HDD and SSDs. The 2.5 inch drives attach to a tray made from 3mm plexi-glass, painted white. The screws are countersunk given space constraints. The two SSDs are to allow dual OSes (OS X and Windows on separate drives). The larger 2TB drives are for storage and backups.
The SATA data and power cables are cut to length and shown connected to the drives below.
Power supply and switch
The picoPSU is wired up according to minihack’s guide (http://www.tonymacx86.com/powermac-g4-cube/43924-cube-switch-modding.html)). The LED glows brighter when your finger is close to the switch, and less bright when the computer is on.

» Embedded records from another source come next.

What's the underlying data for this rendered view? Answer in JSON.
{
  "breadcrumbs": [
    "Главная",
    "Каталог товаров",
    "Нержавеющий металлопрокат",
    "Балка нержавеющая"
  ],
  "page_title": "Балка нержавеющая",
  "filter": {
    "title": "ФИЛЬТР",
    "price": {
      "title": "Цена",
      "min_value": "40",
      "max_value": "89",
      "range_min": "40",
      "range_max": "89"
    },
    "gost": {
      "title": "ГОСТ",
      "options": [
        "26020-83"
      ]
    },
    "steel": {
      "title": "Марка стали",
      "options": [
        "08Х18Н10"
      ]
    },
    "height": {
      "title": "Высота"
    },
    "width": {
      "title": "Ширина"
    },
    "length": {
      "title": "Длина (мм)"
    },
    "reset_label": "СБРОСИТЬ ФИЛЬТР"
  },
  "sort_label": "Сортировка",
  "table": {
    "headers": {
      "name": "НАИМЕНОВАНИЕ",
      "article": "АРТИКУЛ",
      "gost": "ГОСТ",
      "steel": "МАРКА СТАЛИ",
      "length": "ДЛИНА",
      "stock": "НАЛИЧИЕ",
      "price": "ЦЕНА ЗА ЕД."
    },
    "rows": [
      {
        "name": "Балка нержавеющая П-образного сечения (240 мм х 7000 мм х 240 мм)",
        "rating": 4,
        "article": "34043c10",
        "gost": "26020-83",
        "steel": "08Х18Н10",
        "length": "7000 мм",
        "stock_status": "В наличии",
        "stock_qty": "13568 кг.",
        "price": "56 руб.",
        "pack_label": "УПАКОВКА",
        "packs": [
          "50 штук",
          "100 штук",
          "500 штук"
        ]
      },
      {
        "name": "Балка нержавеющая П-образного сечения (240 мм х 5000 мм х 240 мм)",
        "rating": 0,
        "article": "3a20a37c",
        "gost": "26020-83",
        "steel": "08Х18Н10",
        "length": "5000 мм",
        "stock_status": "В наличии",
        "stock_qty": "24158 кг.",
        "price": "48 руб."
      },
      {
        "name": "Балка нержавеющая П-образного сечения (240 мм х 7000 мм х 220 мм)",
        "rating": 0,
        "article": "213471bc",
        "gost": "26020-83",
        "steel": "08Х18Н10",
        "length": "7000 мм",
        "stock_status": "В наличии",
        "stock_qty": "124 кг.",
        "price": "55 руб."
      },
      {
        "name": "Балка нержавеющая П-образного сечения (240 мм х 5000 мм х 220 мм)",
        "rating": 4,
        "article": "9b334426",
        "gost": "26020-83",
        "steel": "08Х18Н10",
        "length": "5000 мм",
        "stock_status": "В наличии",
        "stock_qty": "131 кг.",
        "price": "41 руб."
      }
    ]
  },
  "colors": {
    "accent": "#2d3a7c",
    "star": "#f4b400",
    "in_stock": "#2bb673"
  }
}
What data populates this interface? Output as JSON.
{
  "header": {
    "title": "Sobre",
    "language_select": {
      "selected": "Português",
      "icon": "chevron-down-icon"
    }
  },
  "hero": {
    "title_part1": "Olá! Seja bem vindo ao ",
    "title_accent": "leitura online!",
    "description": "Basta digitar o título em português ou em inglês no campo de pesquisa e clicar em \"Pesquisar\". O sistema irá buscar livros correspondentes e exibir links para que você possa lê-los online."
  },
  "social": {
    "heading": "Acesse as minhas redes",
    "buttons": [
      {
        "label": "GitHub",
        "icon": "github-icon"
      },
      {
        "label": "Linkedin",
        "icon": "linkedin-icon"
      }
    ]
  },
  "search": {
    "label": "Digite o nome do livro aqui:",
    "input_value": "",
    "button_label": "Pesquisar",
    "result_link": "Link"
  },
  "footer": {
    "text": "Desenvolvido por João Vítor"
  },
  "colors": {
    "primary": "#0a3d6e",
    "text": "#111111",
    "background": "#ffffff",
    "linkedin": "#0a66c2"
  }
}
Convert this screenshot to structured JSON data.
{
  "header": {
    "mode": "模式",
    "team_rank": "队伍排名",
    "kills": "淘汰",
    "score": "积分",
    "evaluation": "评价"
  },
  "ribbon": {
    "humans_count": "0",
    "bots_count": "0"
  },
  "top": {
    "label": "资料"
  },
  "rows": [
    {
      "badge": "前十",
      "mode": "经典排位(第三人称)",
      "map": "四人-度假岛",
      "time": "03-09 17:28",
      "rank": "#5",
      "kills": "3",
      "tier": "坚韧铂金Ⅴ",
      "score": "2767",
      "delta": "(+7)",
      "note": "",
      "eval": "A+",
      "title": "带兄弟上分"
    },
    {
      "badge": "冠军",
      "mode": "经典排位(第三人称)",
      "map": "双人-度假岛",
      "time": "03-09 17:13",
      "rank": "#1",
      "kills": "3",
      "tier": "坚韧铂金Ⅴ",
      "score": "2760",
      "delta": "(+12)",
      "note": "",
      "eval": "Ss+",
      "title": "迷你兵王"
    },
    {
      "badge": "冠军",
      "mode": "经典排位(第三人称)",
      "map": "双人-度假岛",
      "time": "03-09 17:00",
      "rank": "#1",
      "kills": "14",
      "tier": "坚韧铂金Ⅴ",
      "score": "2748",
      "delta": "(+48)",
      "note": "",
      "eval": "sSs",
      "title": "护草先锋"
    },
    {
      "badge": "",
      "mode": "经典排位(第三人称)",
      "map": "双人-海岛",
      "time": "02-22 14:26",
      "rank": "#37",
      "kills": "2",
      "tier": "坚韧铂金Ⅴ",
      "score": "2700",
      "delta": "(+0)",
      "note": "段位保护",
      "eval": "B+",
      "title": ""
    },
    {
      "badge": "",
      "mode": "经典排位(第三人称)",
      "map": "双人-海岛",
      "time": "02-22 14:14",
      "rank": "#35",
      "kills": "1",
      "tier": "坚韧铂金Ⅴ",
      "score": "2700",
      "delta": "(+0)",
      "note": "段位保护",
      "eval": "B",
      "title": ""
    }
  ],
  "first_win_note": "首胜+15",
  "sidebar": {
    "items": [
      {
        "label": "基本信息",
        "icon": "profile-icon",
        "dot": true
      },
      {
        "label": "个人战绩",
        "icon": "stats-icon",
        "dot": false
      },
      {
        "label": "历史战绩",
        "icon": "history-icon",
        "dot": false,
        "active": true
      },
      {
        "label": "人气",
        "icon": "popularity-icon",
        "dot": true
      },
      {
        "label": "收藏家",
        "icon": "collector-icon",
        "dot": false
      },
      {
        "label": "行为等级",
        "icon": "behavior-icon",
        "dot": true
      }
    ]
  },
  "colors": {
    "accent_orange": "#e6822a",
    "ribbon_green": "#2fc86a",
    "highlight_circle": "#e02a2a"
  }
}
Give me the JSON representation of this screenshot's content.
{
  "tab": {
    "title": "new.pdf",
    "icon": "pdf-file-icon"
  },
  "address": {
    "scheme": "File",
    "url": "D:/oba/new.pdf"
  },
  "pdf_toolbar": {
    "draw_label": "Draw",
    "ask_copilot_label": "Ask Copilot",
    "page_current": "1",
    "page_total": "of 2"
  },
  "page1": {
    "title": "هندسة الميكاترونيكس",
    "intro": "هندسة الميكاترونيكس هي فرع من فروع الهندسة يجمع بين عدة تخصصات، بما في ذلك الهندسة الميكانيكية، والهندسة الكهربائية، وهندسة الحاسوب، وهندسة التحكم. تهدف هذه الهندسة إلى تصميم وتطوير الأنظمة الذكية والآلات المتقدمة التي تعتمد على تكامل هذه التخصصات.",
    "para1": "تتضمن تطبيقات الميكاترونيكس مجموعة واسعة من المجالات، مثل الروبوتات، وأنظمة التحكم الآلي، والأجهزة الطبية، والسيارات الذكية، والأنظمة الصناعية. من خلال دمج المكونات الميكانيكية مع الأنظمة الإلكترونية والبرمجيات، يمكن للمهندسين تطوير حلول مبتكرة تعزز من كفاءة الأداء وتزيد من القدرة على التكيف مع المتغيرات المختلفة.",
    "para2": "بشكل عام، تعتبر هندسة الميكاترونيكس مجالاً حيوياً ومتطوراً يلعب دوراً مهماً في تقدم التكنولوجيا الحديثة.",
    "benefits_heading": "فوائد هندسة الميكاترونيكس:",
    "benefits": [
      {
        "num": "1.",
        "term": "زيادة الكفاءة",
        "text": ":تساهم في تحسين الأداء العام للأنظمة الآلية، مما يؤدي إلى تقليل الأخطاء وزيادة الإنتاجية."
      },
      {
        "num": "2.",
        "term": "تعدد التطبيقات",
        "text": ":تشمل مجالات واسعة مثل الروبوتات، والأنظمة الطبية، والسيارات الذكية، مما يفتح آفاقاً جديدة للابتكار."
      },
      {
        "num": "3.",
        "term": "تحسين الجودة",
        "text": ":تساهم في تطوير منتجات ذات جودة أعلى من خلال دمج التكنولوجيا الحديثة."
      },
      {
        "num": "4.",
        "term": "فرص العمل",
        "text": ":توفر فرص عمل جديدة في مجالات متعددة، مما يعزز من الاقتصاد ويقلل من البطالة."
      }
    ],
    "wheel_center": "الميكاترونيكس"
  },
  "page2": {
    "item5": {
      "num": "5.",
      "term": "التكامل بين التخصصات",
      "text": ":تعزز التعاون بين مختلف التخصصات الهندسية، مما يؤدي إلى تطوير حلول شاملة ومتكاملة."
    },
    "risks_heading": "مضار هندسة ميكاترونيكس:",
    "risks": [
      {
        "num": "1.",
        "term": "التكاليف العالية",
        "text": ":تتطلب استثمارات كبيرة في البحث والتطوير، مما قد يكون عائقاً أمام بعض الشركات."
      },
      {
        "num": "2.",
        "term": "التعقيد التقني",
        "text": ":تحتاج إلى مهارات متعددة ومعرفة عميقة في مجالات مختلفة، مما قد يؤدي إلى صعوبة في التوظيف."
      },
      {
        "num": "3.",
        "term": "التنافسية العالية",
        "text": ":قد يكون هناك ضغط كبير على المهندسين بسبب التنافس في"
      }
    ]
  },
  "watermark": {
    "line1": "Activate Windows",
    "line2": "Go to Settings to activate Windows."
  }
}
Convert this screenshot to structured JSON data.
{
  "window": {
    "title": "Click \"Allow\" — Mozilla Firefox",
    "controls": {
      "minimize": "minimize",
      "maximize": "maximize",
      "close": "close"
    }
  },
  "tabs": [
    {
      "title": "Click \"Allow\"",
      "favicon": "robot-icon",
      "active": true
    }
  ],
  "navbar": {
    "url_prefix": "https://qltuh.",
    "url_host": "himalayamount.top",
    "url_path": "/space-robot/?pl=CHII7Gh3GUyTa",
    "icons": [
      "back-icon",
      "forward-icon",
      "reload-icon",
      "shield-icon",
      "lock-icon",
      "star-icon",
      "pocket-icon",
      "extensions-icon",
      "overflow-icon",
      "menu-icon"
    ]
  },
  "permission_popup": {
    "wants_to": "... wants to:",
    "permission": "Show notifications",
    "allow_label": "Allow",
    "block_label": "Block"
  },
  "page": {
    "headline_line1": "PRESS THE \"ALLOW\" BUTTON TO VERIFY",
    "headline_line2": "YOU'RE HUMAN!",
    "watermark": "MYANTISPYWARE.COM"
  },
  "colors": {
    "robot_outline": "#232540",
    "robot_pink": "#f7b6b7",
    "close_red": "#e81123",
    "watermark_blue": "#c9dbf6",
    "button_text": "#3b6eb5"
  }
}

Top view with the fan installed.
Other views of the build in the PowerLogix case.
Geekbench 32 bit: 13594
Geekbench 64 bit: 16074
I created a custom fan profile using HWMonitor. The fan speed is set to operate at 1000 RPM, which is inaudible, most of the time at 65°C and lower and only reaches maximum speed of 2500RPM above 75°C.
Some modification would be required to fit into the original Cube case.
Move the Wifi card using a mini PCIe extender cable. It is too close to the retractable handle.
Cut slots into the top of the GPU heatsink to match the original heatsink. This is needed to accommodate the metal brackets inside the original cube case.
The mod achieves everything I wanted, although it hasn't been the simplest build.